Wednesday, October 15, 2008

McJumpy Bean Loses

And now, the final debate. Perhaps I am being too harsh on John McCain. There might have been something wrong with his pacemaker. His cyborg insides might have had a few shorts.Maybe he had a live wire up his ass to keep him awake, I don't know. However, the end result is that he looked like a zombie with a manic blink reflex and absolutely no ability to control himself. Ask yourself - is that who you want in tense negotiations with North Korea? A guy with a creepy grin who interrupts, smirks, writhes in his seat and has the composure of a bipolar 9 year old?

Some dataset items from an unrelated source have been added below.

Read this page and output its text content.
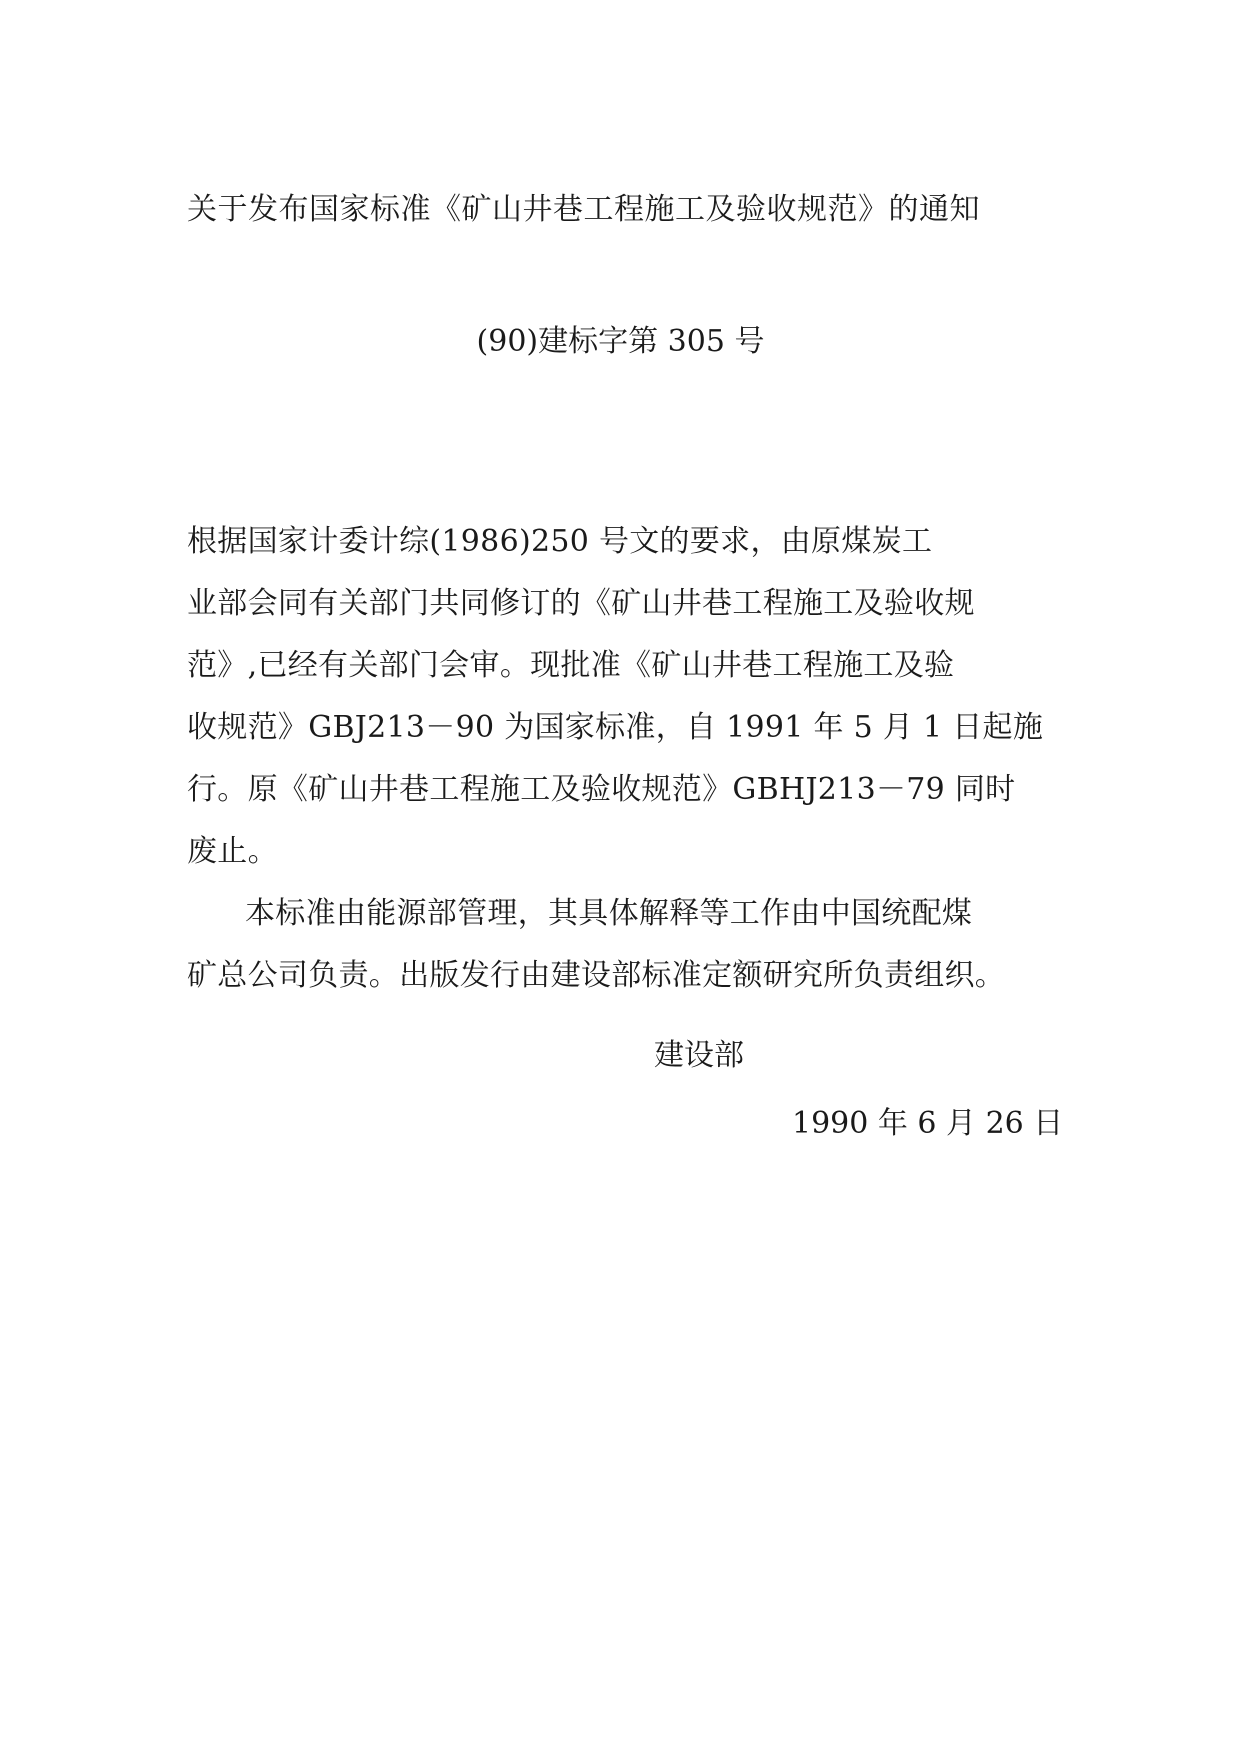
关于发布国家标准《矿山井巷工程施工及验收规范》的通知
(90)建标字第 305 号
根据国家计委计综(1986)250 号文的要求，由原煤炭工
业部会同有关部门共同修订的《矿山井巷工程施工及验收规
范》,已经有关部门会审。现批准《矿山井巷工程施工及验
收规范》GBJ213－90 为国家标准，自 1991 年 5 月 1 日起施
行。原《矿山井巷工程施工及验收规范》GBHJ213－79 同时
废止。
本标准由能源部管理，其具体解释等工作由中国统配煤
矿总公司负责。出版发行由建设部标准定额研究所负责组织。
建设部
1990 年 6 月 26 日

"Well, Mr. President, it is important to our country . . . um, are you OK?"
"Yes, yes." (blink blink blink blink blink)
"Well, we feel that the United States should take a greater role. . . "
(Smirk)
"Mr. President, it seems you do not take our country seriously. I need to impress upon you..."
(Interrupting) "I have experience! I can lead this country! I am the only one who knows what to do!" (Pointing and writhing in his seat)
"Well, with all due deference, Mr. President. . . "
(Smirking, making secret grocery list with big pencil)
"This conversation is over."
"I win!"

And I'll say it: what was with the big ass sharpie he had for notes? OK, call me elitist, but I want a president who shows up to Geneva with a nice pen, not a goddamn crayon.

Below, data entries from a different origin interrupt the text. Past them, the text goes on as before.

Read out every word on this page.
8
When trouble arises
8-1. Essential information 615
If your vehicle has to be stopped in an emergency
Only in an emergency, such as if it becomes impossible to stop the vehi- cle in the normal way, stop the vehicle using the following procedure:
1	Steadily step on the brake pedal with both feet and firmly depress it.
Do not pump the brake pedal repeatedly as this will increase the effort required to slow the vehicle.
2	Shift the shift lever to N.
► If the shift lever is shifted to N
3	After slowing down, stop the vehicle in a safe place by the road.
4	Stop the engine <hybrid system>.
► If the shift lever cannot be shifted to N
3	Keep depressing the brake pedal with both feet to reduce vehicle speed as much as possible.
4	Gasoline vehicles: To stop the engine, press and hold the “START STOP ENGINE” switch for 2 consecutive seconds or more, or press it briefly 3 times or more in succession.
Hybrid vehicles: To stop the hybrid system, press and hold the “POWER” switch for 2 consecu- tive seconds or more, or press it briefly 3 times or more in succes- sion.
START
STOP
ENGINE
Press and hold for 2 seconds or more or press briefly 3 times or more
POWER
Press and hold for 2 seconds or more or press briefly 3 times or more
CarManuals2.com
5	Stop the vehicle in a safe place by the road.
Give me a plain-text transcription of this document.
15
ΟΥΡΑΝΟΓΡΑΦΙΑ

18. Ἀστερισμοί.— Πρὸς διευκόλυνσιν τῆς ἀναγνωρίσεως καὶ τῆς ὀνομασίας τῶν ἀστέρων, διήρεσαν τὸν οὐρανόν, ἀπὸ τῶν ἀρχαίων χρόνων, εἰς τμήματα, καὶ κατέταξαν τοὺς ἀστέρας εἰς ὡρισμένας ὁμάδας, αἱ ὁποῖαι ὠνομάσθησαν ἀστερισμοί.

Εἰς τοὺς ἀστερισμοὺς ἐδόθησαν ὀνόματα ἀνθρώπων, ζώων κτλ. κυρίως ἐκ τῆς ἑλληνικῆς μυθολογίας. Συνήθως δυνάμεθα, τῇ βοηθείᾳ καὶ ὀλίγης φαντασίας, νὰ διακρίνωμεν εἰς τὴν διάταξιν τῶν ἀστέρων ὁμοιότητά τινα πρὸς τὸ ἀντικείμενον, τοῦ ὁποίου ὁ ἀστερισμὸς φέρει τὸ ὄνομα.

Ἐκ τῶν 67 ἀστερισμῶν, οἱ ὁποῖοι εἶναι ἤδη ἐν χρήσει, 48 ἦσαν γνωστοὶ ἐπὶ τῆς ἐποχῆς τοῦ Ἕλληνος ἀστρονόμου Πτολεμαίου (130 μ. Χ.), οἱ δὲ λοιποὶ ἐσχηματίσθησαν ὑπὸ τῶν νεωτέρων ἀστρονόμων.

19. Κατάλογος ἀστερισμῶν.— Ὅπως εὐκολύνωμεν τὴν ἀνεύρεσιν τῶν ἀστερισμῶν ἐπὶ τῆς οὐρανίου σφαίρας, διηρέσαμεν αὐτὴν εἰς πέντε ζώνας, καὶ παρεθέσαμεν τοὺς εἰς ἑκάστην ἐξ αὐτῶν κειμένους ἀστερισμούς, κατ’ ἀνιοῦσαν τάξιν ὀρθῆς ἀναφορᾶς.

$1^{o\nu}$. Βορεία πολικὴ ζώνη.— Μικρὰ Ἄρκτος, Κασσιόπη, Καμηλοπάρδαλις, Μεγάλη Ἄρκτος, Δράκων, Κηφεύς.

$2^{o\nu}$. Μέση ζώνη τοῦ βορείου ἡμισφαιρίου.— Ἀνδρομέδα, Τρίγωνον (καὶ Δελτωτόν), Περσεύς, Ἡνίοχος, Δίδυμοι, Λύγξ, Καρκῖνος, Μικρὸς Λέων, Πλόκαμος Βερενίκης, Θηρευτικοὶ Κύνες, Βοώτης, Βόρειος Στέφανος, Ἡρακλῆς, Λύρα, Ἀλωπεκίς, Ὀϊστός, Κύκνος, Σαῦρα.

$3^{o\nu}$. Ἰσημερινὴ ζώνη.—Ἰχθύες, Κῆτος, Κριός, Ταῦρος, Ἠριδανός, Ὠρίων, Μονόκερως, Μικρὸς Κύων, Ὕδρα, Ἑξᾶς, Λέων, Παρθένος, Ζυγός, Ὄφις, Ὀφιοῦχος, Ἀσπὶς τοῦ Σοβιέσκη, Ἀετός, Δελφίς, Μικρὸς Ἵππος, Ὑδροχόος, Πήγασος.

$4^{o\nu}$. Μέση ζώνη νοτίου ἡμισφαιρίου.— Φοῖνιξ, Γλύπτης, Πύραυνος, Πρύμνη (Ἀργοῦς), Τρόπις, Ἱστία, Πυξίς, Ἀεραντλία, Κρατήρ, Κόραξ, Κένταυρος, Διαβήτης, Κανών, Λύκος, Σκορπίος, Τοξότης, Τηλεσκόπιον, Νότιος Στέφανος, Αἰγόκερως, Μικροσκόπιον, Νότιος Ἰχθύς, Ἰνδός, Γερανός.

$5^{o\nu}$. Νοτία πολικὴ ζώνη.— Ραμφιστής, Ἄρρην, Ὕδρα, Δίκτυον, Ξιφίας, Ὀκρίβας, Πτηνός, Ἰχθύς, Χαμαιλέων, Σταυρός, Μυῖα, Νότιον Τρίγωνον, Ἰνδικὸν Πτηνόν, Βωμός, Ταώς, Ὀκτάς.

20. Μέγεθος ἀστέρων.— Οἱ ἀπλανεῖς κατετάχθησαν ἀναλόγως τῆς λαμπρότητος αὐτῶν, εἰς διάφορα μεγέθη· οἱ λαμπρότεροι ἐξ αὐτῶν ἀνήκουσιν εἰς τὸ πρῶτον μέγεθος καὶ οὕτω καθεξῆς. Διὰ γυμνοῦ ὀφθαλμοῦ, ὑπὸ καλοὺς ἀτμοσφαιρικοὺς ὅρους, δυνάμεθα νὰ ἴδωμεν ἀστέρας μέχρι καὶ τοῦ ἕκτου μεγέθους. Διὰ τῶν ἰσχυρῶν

I also hoped for a leader who could remember things that were just said to him. I paraphrase:

Obama: "95% of all Americans will not pay one penny more in taxes under my plan. I will eliminate tax breaks to big oil companies and spend the money on social programs. Every dollar I spend is offset by cuts in other areas, not funded by taxes."

McCan't: "He's raising taxes! He's proposing new spending to be paid for with raised taxes!" (Insert poorly concealed apoplectic rage and jumpiness here.)

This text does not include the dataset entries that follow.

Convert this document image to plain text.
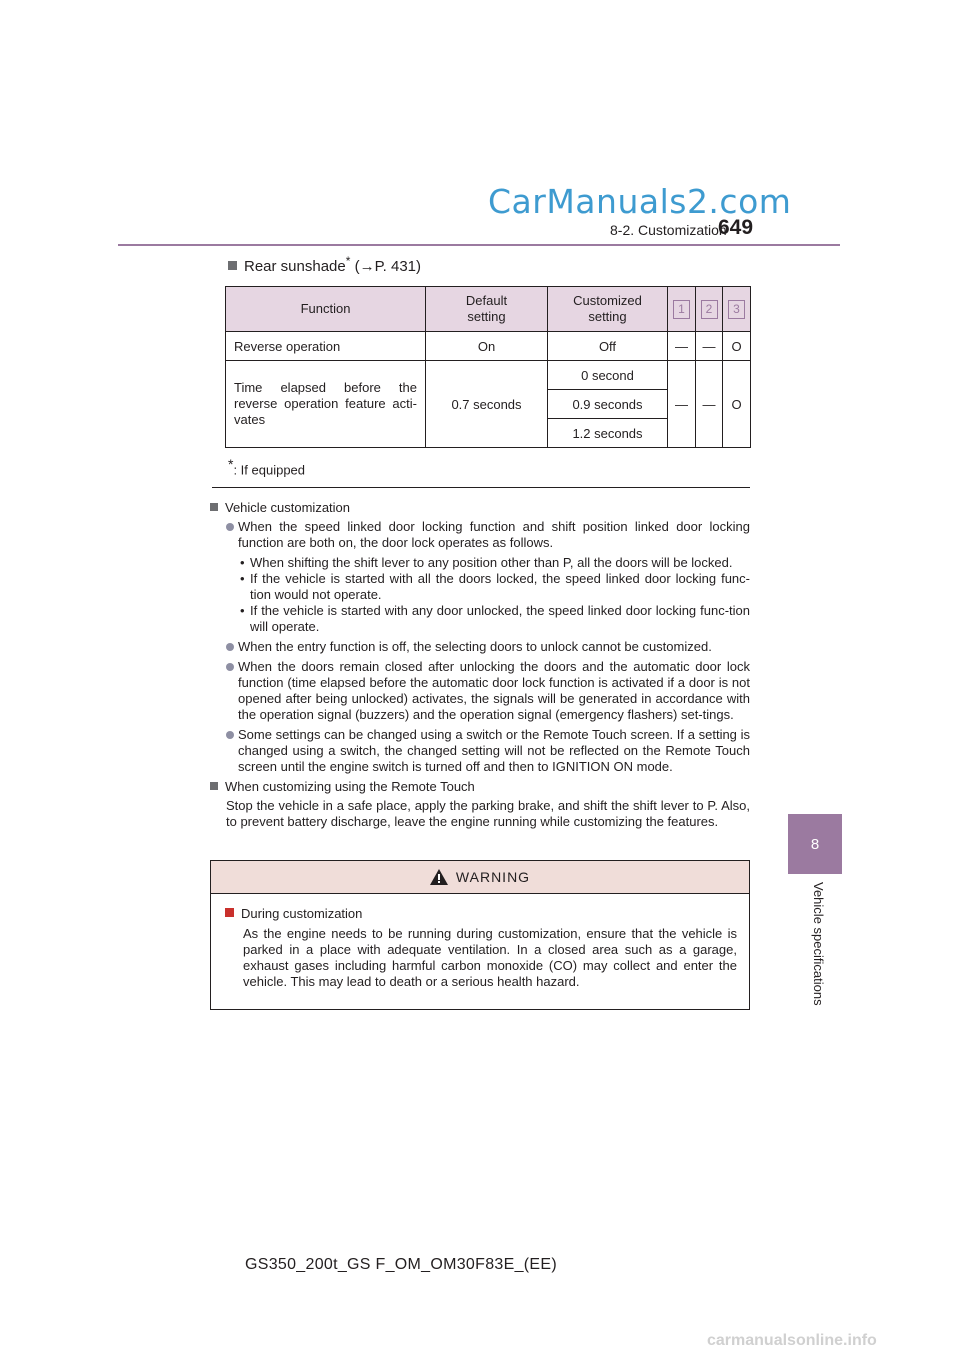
CarManuals2.com
8-2. Customization
649
8
Vehicle specifications
Rear sunshade* (→P. 431)
Function	Default setting	Customized setting	1	2	3
Reverse operation	On	Off	—	—	O
Time elapsed before the reverse operation feature acti-vates	0.7 seconds	0 second	—	—	O
		0.9 seconds			
		1.2 seconds			
*: If equipped
Vehicle customization
When the speed linked door locking function and shift position linked door locking function are both on, the door lock operates as follows.
• When shifting the shift lever to any position other than P, all the doors will be locked.
• If the vehicle is started with all the doors locked, the speed linked door locking func-tion would not operate.
• If the vehicle is started with any door unlocked, the speed linked door locking func-tion will operate.
When the entry function is off, the selecting doors to unlock cannot be customized.
When the doors remain closed after unlocking the doors and the automatic door lock function (time elapsed before the automatic door lock function is activated if a door is not opened after being unlocked) activates, the signals will be generated in accordance with the operation signal (buzzers) and the operation signal (emergency flashers) set-tings.
Some settings can be changed using a switch or the Remote Touch screen. If a setting is changed using a switch, the changed setting will not be reflected on the Remote Touch screen until the engine switch is turned off and then to IGNITION ON mode.
When customizing using the Remote Touch
Stop the vehicle in a safe place, apply the parking brake, and shift the shift lever to P. Also, to prevent battery discharge, leave the engine running while customizing the features.
WARNING
During customization
As the engine needs to be running during customization, ensure that the vehicle is parked in a place with adequate ventilation. In a closed area such as a garage, exhaust gases including harmful carbon monoxide (CO) may collect and enter the vehicle. This may lead to death or a serious health hazard.
GS350_200t_GS F_OM_OM30F83E_(EE)
carmanualsonline.info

Oh, here's a tip: stand next to your wife. Your crazy old ass got some rich sort of hottie, though she looks a robot Stepford wife, but you're supposed to be fucking her. Scoot in, man. That 2 feet of distance makes it look like you can't even get love in your own damn home and wouldn't know what to do if you did.

The sad thing is people buy this load of crap. But maybe a lot of people can't remember what was just said to them, either. Which,if any of them are reading my posts, is probably a good thing.

2 comments:

Landlady of Fat said...

Thank god someone else thought he was crotchety!

So many people said to me he was better in this debate.

All I saw was a pissy old coot.

Unknown said...

I'm so glad your blog is back! I love it.